The European Commission has ordered the recall of a children's smartwatch because it leaves them open to being contacted and located by attackers.

In its recall alert, the Commission said the Enox Safe-Kid-One device posed a "serious" risk.

Data sent to and from the watch was unencrypted allowing data to be easily taken and changed, it said.

Enox said the decision was "excessive" and added that it had appealed against the ruling.

The recall is believed to be the first issued because a product does not protect user data.

Strong protest

"A malicious user can send commands to any watch making it call another number of his choosing, can communicate with the child wearing the device or locate the child through GPS," wrote the Commission in its alert notice.

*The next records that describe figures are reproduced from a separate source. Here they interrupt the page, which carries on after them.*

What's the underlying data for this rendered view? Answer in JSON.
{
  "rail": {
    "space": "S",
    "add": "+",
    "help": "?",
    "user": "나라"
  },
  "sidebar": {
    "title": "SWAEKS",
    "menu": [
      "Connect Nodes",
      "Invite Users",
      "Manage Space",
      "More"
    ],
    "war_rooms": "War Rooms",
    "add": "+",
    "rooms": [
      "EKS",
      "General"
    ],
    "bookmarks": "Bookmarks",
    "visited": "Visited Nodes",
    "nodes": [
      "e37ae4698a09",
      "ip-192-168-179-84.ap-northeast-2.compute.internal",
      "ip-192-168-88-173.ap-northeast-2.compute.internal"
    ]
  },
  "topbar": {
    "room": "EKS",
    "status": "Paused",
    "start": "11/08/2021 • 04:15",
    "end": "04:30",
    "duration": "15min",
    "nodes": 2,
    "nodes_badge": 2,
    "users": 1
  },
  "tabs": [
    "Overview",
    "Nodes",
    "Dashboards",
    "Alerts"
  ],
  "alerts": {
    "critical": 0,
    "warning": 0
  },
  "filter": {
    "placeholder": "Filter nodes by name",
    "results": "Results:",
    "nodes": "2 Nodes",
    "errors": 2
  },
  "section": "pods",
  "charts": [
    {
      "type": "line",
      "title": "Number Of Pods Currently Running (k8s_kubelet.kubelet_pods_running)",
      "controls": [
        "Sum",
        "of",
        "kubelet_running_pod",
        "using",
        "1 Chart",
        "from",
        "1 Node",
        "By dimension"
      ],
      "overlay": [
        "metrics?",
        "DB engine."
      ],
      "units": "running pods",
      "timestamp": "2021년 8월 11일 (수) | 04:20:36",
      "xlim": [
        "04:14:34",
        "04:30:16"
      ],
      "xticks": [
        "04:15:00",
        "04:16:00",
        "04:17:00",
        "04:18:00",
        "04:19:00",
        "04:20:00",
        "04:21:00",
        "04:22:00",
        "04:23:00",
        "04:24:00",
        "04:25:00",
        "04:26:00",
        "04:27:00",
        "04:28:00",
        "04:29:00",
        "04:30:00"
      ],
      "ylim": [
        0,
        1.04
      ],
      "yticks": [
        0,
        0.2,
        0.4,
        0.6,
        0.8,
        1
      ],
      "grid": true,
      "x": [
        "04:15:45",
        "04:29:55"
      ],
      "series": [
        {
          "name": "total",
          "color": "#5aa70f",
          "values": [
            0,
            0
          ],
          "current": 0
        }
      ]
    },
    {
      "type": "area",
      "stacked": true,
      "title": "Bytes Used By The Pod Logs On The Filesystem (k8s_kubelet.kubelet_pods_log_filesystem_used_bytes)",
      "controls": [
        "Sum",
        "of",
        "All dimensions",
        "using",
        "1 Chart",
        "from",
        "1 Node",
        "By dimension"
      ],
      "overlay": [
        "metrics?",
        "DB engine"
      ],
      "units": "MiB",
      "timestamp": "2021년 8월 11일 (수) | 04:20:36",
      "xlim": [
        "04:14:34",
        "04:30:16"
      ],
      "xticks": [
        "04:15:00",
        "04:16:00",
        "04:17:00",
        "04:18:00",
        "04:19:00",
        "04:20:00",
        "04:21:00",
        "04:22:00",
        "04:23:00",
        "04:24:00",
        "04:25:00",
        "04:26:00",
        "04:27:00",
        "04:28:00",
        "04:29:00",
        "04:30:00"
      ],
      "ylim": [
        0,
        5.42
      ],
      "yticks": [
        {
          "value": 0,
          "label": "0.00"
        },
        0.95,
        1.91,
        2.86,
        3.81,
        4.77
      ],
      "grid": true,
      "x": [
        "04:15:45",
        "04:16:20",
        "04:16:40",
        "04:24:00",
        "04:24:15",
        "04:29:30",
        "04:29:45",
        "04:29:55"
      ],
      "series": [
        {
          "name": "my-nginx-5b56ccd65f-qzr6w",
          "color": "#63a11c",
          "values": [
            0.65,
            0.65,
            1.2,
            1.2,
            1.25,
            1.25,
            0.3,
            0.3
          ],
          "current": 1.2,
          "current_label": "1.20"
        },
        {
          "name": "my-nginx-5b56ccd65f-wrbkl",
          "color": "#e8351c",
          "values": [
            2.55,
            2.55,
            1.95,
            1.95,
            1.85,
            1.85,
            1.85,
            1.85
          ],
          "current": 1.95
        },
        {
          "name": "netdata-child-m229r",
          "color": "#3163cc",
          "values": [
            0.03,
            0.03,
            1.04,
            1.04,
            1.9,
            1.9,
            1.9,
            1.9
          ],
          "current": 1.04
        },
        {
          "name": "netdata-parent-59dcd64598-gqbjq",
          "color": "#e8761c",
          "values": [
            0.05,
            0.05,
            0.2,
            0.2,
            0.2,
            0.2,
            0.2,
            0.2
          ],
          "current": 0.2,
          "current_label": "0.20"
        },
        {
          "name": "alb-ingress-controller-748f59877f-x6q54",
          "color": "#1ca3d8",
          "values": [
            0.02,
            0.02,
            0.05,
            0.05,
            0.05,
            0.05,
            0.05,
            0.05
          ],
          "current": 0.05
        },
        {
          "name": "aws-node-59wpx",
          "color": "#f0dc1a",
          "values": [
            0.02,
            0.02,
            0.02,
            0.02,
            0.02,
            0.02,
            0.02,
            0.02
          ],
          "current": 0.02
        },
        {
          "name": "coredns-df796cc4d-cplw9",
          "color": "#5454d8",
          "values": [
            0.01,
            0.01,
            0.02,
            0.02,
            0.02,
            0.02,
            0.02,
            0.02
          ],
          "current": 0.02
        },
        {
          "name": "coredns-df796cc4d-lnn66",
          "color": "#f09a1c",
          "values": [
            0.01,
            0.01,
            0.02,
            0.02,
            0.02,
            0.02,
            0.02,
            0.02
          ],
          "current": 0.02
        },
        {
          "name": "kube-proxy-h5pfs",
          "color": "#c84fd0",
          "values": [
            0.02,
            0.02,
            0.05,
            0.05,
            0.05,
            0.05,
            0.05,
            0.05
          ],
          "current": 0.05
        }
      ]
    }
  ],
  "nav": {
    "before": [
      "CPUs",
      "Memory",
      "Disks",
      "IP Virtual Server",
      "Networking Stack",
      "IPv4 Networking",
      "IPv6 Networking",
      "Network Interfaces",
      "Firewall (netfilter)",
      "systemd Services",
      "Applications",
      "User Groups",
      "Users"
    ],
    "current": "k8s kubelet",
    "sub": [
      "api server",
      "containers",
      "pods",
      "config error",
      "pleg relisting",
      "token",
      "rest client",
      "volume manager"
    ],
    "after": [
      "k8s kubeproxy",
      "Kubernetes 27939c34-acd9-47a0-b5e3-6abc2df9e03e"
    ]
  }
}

It has directed public authorities across Europe to recall the product from end users.

Enox founder Ole Anton Bieltvedt told the BBC that the watch had passed tests carried out by German regulators last year allowing it to be sold.

The version the Commission tested was no longer on sale, he added.

Enox planned to lodge an appeal with Iceland's consumer protection regulator which had complained about the watch to the Commission.

Mr Bieltvedt said Enox's distributor in Iceland had made a "strong protest" and "they have appealed to the authorities in charge with the demand that this test conclusion would be reversed".

The Enox device comes fitted with GPS, a microphone and speaker and has a companion app that lets parents oversee the location of the wearer and contact them.

Tests by security researchers on popular smartwatches aimed at children last year revealed some of their shortcomings.

The security experts found it was easy to track children as the watches did a poor job of encrypting data or checking who was logging information.

In November 2017, Germany banned smartwatches for children saying they were "spying devices".